The extra money is spent on everything from defending against lawsuits to assembling political support for each new building, the NMHC report says.
Gov. Chris Sununu has pushed the legislature to nudge New Hampshire’s towns and cities to permit more homes even as the state’s rents and home prices rise through the roof, in line with broad swaths of public opinion. However, his most impactful proposals ended amid opposition from the GOP-dominated state House of Representatives this spring.
The data was embedded in the results from an NMHC survey of its members and members of the National Association of Home Builders that aimed to quantify the costs of different kinds of building and development regulations.
Responses from a total of 49 developers of varying size – just over half typically build projects between 150 and 349 units, with another 19 percent building between 50 to 149 units at a time – were usable enough to be included in the report. The average development cost for a respondent’s typical project was $56.6 million, with the greatest concentration being between $50 million and $99 million. Eight of the respondents build projects in New England, although many developers who took part build in multiple regions of the country.
The survey showed the biggest cost driver was changes to the building code over the last 10 years, which NMHC said have boosted project costs by 11.1 percent on average. The next-biggest driver were common local development fees, like local impact fees, at 8.7 percent of a project’s cost on average when a locality requires them. Other major cost drivers included affordability mandates like inclusionary zoning (6.9 percent of project costs when present). A fact sheet issued alongside the report also claimed developers facing these mandates boosted rent on market-rate units an average of 7.6 percent to make up for the added expense.
Almost half of respondents said they do not propose projects in areas that have inclusionary zoning requirements, and 87.5 percent said they avoid working in jurisdictions with rent control.
Other costs identified in the survey included local energy-efficiency requirements or facade design mandates (5.8 percent of project costs when present), open space requirements (4.7 percent when present) that generate costs by preventing some development from occurring and the cost of rezoning a parcel to enable development (3.4 percent when present).
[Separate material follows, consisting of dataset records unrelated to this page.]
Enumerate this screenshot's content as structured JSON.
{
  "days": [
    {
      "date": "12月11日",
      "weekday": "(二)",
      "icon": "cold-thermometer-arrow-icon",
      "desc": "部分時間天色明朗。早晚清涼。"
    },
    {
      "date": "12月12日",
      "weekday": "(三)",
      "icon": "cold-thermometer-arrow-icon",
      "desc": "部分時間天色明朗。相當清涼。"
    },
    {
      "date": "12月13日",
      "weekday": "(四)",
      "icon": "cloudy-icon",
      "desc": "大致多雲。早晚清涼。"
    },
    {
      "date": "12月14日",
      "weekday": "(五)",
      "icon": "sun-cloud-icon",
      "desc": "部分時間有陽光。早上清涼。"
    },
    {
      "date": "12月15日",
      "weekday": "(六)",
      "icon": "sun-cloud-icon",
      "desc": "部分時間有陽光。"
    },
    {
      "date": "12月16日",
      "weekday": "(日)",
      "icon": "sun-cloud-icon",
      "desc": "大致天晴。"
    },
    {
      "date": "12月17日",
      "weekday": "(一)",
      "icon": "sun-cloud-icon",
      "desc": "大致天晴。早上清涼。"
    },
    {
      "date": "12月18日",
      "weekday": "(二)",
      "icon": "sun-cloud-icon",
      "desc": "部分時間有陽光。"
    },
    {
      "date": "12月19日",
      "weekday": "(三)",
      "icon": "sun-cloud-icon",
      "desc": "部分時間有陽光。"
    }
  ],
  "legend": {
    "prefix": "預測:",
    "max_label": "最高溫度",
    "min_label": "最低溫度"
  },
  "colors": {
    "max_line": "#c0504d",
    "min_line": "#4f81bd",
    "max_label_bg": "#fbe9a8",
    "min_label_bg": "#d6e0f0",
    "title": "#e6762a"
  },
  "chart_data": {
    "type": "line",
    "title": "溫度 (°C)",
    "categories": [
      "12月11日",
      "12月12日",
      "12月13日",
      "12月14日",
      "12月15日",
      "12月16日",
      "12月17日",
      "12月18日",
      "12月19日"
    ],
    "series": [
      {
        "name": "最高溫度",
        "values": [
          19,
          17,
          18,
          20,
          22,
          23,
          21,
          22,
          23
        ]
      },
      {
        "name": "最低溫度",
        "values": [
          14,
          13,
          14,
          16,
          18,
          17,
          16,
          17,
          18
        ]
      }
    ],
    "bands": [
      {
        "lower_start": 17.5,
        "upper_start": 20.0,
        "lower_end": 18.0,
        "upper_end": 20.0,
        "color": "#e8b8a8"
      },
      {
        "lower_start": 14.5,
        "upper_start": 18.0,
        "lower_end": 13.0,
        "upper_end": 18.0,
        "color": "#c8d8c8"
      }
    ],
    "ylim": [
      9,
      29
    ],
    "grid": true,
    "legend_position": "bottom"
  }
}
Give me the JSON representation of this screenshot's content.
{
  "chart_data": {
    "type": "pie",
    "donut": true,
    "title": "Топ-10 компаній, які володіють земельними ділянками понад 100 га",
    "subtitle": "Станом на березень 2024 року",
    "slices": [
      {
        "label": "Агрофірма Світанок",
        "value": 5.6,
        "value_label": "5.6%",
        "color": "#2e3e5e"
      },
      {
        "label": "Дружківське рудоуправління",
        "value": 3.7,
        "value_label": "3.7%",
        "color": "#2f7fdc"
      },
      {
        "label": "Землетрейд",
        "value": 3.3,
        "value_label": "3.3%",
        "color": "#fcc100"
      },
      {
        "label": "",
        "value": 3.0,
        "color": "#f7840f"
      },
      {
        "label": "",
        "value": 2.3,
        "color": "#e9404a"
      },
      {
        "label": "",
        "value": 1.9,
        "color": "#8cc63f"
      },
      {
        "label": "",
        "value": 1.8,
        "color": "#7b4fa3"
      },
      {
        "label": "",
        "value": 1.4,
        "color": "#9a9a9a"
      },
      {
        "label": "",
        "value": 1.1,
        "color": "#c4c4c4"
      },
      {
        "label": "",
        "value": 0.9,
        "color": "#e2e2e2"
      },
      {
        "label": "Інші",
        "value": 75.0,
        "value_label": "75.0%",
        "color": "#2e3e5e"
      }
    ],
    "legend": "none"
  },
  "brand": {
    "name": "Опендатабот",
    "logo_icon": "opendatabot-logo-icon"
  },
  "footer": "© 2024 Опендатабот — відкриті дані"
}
“The U.S. is facing a serious housing affordability crisis, in part, because of this overly burdensome regulatory environment,” NMHC President Doug Bibby, NMHC said in a statement. “We need to do all we can to lower the cost of housing, and that should start with eliminating duplicative and unnecessary regulations. Those extra costs make many projects financially unviable given that housing providers are already dealing with sky-high land, materials and labor costs.”